Deshalb wollte er auch trotz vorher schon bekannter Hinweise zunächst selbst gar nicht an das außergewöhnliche Alter der Balken glauben, berichtet er: Im Kirchenführer der Martinskirche ist nämlich die Rede davon, dass das Dach aus dem Jahre 1092 stamme. Als 2006 der Dachstuhl saniert wurde, habe die Evangelische Kirchengemeinde Dautphe auf eigene Kosten Bohrkerne gezogen und das Holz untersuchen lassen, erklärt Pfarrer Braun dazu: „Dabei wurde das Jahr 1092 als das Fälldatum einer bei uns verbauten Eiche festgestellt.“ Höchst unwahrscheinlich, wie Reck zunächst befand, zumal keine schriftlichen Gutachten die Behauptung zu untermauern vermochten. Aber die Neugierde war geweckt, zumal ihm die Konstruktion der in Kreuzform die Dachsparren tragenden Balken unbekannt war.
Der älteste Balken wurde im Winter 1087/1088 gefällt
Reck zog selbst einige Proben, und als diese die Ergebnisse bestätigten, wanderten weitere Bohrkerne ins Labor. „Zehn Proben stammen aus dem 11. Jahrhundert, und damit ist es ganz klar“, sagt der Bauhistoriker. Die Eiche, aus der der älteste Balken gezimmert wurde, ist im Winter 1087/1088 gefällt worden. „Die Stämme sind vor Ort behauen und frisch verbaut worden“, erklärt er. Mithin ist der Dachstuhl der Dautpher Martinskirche tatsächlich nachweislich 926 Jahre alt. Dass die Balken über einen so langen Zeitraum ihre Aufgabe erfüllt und das Dach über dem großen Kirchenschiff getragen haben, findet Reck zusätzlich äußerst bemerkenswert.

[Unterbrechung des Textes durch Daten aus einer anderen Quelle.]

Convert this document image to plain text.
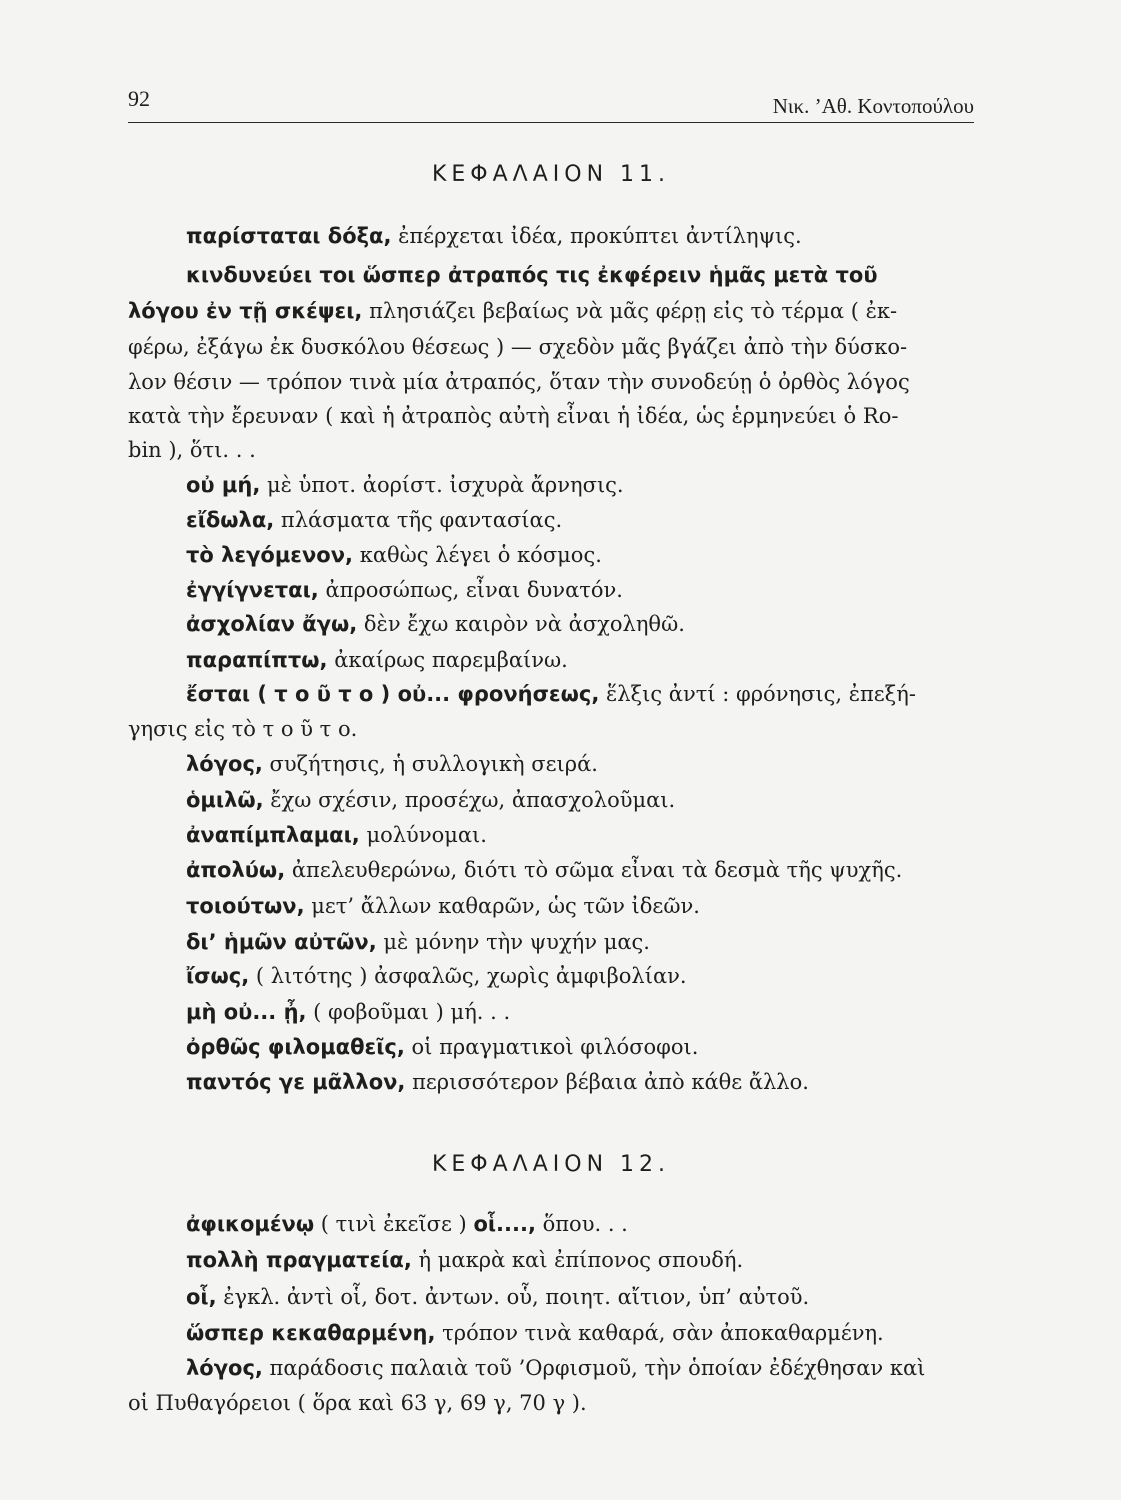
92	Νικ. ’Αθ. Κοντοπούλου
ΚΕΦΑΛΑΙΟΝ 11.
παρίσταται δόξα, ἐπέρχεται ἰδέα, προκύπτει ἀντίληψις.
κινδυνεύει τοι ὥσπερ ἀτραπός τις ἐκφέρειν ἡμᾶς μετὰ τοῦ
λόγου ἐν τῇ σκέψει, πλησιάζει βεβαίως νὰ μᾶς φέρῃ εἰς τὸ τέρμα ( ἐκ-
φέρω, ἐξάγω ἐκ δυσκόλου θέσεως ) — σχεδὸν μᾶς βγάζει ἀπὸ τὴν δύσκο-
λον θέσιν — τρόπον τινὰ μία ἀτραπός, ὅταν τὴν συνοδεύῃ ὁ ὀρθὸς λόγος
κατὰ τὴν ἔρευναν ( καὶ ἡ ἀτραπὸς αὐτὴ εἶναι ἡ ἰδέα, ὡς ἑρμηνεύει ὁ Ro-
bin ), ὅτι. . .
οὐ μή, μὲ ὑποτ. ἀορίστ. ἰσχυρὰ ἄρνησις.
εἴδωλα, πλάσματα τῆς φαντασίας.
τὸ λεγόμενον, καθὼς λέγει ὁ κόσμος.
ἐγγίγνεται, ἀπροσώπως, εἶναι δυνατόν.
ἀσχολίαν ἄγω, δὲν ἔχω καιρὸν νὰ ἀσχοληθῶ.
παραπίπτω, ἀκαίρως παρεμβαίνω.
ἔσται ( τ ο ῦ τ ο ) οὐ... φρονήσεως, ἕλξις ἀντί : φρόνησις, ἐπεξή-
γησις εἰς τὸ τ ο ῦ τ ο.
λόγος, συζήτησις, ἡ συλλογικὴ σειρά.
ὁμιλῶ, ἔχω σχέσιν, προσέχω, ἀπασχολοῦμαι.
ἀναπίμπλαμαι, μολύνομαι.
ἀπολύω, ἀπελευθερώνω, διότι τὸ σῶμα εἶναι τὰ δεσμὰ τῆς ψυχῆς.
τοιούτων, μετ’ ἄλλων καθαρῶν, ὡς τῶν ἰδεῶν.
δι’ ἡμῶν αὐτῶν, μὲ μόνην τὴν ψυχήν μας.
ἴσως, ( λιτότης ) ἀσφαλῶς, χωρὶς ἀμφιβολίαν.
μὴ οὐ... ᾖ, ( φοβοῦμαι ) μή. . .
ὀρθῶς φιλομαθεῖς, οἱ πραγματικοὶ φιλόσοφοι.
παντός γε μᾶλλον, περισσότερον βέβαια ἀπὸ κάθε ἄλλο.
ΚΕΦΑΛΑΙΟΝ 12.
ἀφικομένῳ ( τινὶ ἐκεῖσε ) οἷ...., ὅπου. . .
πολλὴ πραγματεία, ἡ μακρὰ καὶ ἐπίπονος σπουδή.
οἷ, ἐγκλ. ἀντὶ οἷ, δοτ. ἀντων. οὗ, ποιητ. αἴτιον, ὑπ’ αὐτοῦ.
ὥσπερ κεκαθαρμένη, τρόπον τινὰ καθαρά, σὰν ἀποκαθαρμένη.
λόγος, παράδοσις παλαιὰ τοῦ ’Ορφισμοῦ, τὴν ὁποίαν ἐδέχθησαν καὶ
οἱ Πυθαγόρειοι ( ὅρα καὶ 63 γ, 69 γ, 70 γ ).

„Bausünden" verwischen die historischen Spuren
Wahrscheinlich, so vermutet er, hätte man sogar noch ältere Balken finden können. Denn ursprünglich zog sich die heute nur noch über der Empore vorhandene Konstruktion der unter den Dachsparren gekreuzten Stützbalken über die ganze Länge des Kirchenschiffs. Doch als 1959/60 die heutige Tonnendecke eingezogen wurde, verschwanden weit über die Hälfte der Querstreben und der einander kreuzenden Balken. Gut möglich, dass sie irgendwo im Ort noch für eine Scheune oder einen Schuppen verwendet wurden. Dass man schon damals den Teil der ursprünglichen Konstruktion über der Empore erhielt, spricht dafür, dass man die historische Bedeutung seinerzeit zumindest geahnt habe, meint Reck. Die zweite „Bausünde“ geschah dann im Zuge der Dachsanierung 2006: Die nach dem Einbau der Tonnendecke erhaltenen „Köpfe“ der früheren Querbalken, auf denen die Sparren ruhten, waren in einem schlechten Zustand, so dass sie ausgetauscht wurden.
Dautphe im Zentrum der Forschung
Ärgerlich, aber nicht mehr zu ändern. Die Aufmerksamkeit der Fachwelt wird sich trotzdem nach der Veröffentlichung der Forschungsergebnisse in den einschlägigen Publikationen auf Dautphe richten. Einen Ansturm von Wissenschaftlern aus aller Welt erwartet Reck aber trotzdem nicht: „Denen reicht das Wissen aus dem Aufsatz“, sagt er. Und den meisten Besuchern, die ohnehin schon zahlreich in die tagsüber zwischen 9 und 19 Uhr geöffnete Martinskirche kommen, dürfte es aber auf ein paar Jahre mehr oder weniger nicht ankommen, wenn sie das älteste Kirchendachgestühl Deutschlands in Augenschein nehmen.